# Get All projects in GTR

This script gathers all of the persons endpoint data in the gtr database.
Results are stored in a Postgres database as json entries.

First, import the relevant packages (gtr can be found at https://github.com/nestauk/gtr).

In [10]:
import gtr
import json
import sqlalchemy
import time

from sqlalchemy import Column, Integer, schema, Text  
from sqlalchemy.dialects.postgresql import JSON, JSONB
from sqlalchemy.ext.declarative import declarative_base  
from sqlalchemy.orm import sessionmaker
from sqlalchemy.schema import CreateSchema

In [11]:
with open('config.json') as f:
    conf= json.load(f)
    
user = conf['user']
host = conf['host']
port = conf['port']
passw = conf['passw']
schema = conf['schema']
database = conf['database']

In [12]:
Base = declarative_base()  
class Project(Base):  
    """Define the Project object schema"""
    __tablename__ = 'projects'
    __table_args__ = {"schema": schema}
    id = Column(Text, primary_key=True)
    title = Column(Text)
    doc = Column(JSONB)

In [13]:
def rate_limited(maxPerSecond):
    """Create a rate_limited decorator that limits function calls to x per second"""
    minInterval = 1.0 / float(maxPerSecond)
    def decorate(func):
        lastTimeCalled = [0.0]
        def rateLimitedFunction(*args,**kargs):
            elapsed = time.clock() - lastTimeCalled[0]
            leftToWait = minInterval - elapsed
            if leftToWait>0:
                time.sleep(leftToWait)
            ret = func(*args,**kargs)
            lastTimeCalled[0] = time.clock()
            return ret
        return rateLimitedFunction
    return decorate

In [14]:
@rate_limited(2)
def add_projects_to_db(data):
    """Loops through JSON and appends a new Project object to a list
    based on their key.
    """
    project_list = []
    for project in data:
        id=project["id"]
        title=project["title"]
        doc=dict([(i, project[i]) for i in project.keys() if i not in keys])
        project_list.append(Project(id=id,
                                title=title,
                                doc=doc))

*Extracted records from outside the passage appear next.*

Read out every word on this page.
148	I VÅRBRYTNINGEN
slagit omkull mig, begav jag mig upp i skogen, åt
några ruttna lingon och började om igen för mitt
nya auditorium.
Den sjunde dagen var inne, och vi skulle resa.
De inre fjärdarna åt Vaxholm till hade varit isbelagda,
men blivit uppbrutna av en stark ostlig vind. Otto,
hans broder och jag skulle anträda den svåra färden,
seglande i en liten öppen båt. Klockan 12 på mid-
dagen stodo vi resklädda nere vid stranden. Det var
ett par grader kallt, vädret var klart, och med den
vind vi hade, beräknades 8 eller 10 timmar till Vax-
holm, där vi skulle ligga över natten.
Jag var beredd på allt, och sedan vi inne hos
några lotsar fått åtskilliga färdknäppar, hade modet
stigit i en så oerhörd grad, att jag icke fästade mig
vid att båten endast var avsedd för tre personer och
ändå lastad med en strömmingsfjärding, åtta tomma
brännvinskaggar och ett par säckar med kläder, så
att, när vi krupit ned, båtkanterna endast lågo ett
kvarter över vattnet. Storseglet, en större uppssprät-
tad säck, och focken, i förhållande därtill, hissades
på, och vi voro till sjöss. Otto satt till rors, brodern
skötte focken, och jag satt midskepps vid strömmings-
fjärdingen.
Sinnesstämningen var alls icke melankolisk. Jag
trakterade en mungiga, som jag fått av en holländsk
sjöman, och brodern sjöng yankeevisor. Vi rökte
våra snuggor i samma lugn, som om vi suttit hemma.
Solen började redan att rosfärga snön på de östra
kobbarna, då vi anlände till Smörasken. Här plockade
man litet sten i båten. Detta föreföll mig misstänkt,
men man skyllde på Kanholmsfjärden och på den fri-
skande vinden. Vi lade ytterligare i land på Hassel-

    [session.add(project) for project in project_list]
    session.commit()

In [15]:
conn_str =  'postgresql://{}:@{}:{}/{}'.format(user,
                                              host,
                                              port,
                                              database)
db = sqlalchemy.create_engine(conn_str)
engine = db.connect()
    
meta = sqlalchemy.MetaData(engine, schema=schema)

In [None]:
s = gtr.Projects()                            # Create a Persons object
results = s.projects("", s=100)               # Get the first page of results using max items per page
total_pages = results.json()["totalPages"]    # Total number of pages to loop through
data = results.json()["project"]              # Save the returned JSON to data
add_projects_to_db(data)                      # Add the returned data to the DB

In [None]:
#page = 2
while page <= total_pages:
    results = s.projects("", s=100, p=page)
    data = results.json()["project"]
    add_projects_to_db(data) 
    page +=1